Vennero eseguite ricerche per otto mutazioni secondarie ma non
vennero individuate. I pazienti di questa famiglia appartenevano all'aplogruppo M. Questi ritrovamenti supportavano l'idea che
il retroterra del mtDNA coinvolto nel espressione delle mutazioni LHON negli asiatici del sudest sia differente da quello
degli europei.
Nelle particelle submitocondriali delle piastrine di 9
individui con la mutazione 14484T-C,
Carelli ed altri (1999) non trovarono differenze nell'attività complessiva del complesso I comparato ai controlli.
Comunque, nelle particelle con la mutazione, loro scoprirono un aumento significativo
della sensibilità a
2 inibitori del sito di produzione dell'ubichinolo, il mixotiazolo e nonilbenzochinolo.

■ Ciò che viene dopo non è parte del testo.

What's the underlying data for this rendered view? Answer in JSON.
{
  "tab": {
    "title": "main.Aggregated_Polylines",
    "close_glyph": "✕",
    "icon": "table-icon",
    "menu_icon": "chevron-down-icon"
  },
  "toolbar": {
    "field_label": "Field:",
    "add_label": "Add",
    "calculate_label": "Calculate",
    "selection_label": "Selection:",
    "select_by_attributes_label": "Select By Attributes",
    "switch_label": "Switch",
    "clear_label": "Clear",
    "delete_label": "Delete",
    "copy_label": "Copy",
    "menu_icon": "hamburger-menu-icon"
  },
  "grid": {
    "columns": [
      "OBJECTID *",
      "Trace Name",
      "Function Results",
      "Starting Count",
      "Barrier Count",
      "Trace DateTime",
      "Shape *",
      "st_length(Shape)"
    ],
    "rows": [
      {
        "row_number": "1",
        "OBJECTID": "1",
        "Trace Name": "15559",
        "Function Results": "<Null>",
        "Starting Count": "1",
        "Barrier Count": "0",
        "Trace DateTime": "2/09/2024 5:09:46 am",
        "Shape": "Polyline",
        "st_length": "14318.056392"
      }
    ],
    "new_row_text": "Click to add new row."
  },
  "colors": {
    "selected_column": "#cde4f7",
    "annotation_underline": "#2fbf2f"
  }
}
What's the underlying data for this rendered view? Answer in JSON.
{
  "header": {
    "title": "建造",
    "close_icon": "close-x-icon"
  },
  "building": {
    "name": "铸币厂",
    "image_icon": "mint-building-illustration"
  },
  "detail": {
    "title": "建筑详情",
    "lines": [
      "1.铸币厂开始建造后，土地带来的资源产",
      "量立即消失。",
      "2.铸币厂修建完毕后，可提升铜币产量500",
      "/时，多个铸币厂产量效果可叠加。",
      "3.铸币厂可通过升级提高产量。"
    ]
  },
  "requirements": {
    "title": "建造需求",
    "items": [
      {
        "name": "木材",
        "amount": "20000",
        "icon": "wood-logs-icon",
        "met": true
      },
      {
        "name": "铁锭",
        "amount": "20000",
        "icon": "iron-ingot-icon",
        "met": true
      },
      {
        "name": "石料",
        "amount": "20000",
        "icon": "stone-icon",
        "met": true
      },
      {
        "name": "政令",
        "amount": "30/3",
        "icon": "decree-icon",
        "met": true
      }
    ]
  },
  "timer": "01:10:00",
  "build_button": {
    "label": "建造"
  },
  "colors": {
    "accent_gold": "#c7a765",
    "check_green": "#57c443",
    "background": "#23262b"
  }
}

La mutazione colpisce l'altamente conservata elica C, al sito di interazione
dei prodotti dell'ubichinolo.
Carelli ed altri (1999) notarono che il difetto biochimico causato dalla
alterazione 14484T-C ricorda quanto riportato per la mutazione ND4 11778 (516003.0001).
Howell ed altri (2003) determinarono la completa
sequenza del mtDNA di 63 linee ereditarie olandesi con la LHON, 56
della quale erano portatori di 1 delle classiche mutazioni LHON al
nucleotide 3460 (516000.0001),
11778 (516003.0001),
o 14484. La maggior evidente incidenza nella quale il mtDNA era o identico
o correlato con i discendenti era
nell'aplogruppo J del mtDNA che erano portatori della mutazione 14484T-C LHON. In 7 delle linee ereditarie,
vennero identificati 4 genotipi mitocondriali differenti ma
correlati.
La regione controllo della sequenza della capostipite per queste linee ereditarie olandesi con la LHON
si riconduceva alla regione controllo della sequenza che
Macmillan ed altri (2000) identificò nel mtDNA della capostipite delle linee
ereditarie franco-canadesi con la LHON.
Inoltre,
Howell ed altri (2003) ottennero una perfetta corrispondenza
fra la sequenza della capostipite olandese 14484 e la completa
sequenza del mtDNA di 2 linee ereditarie canadesi con la LHON.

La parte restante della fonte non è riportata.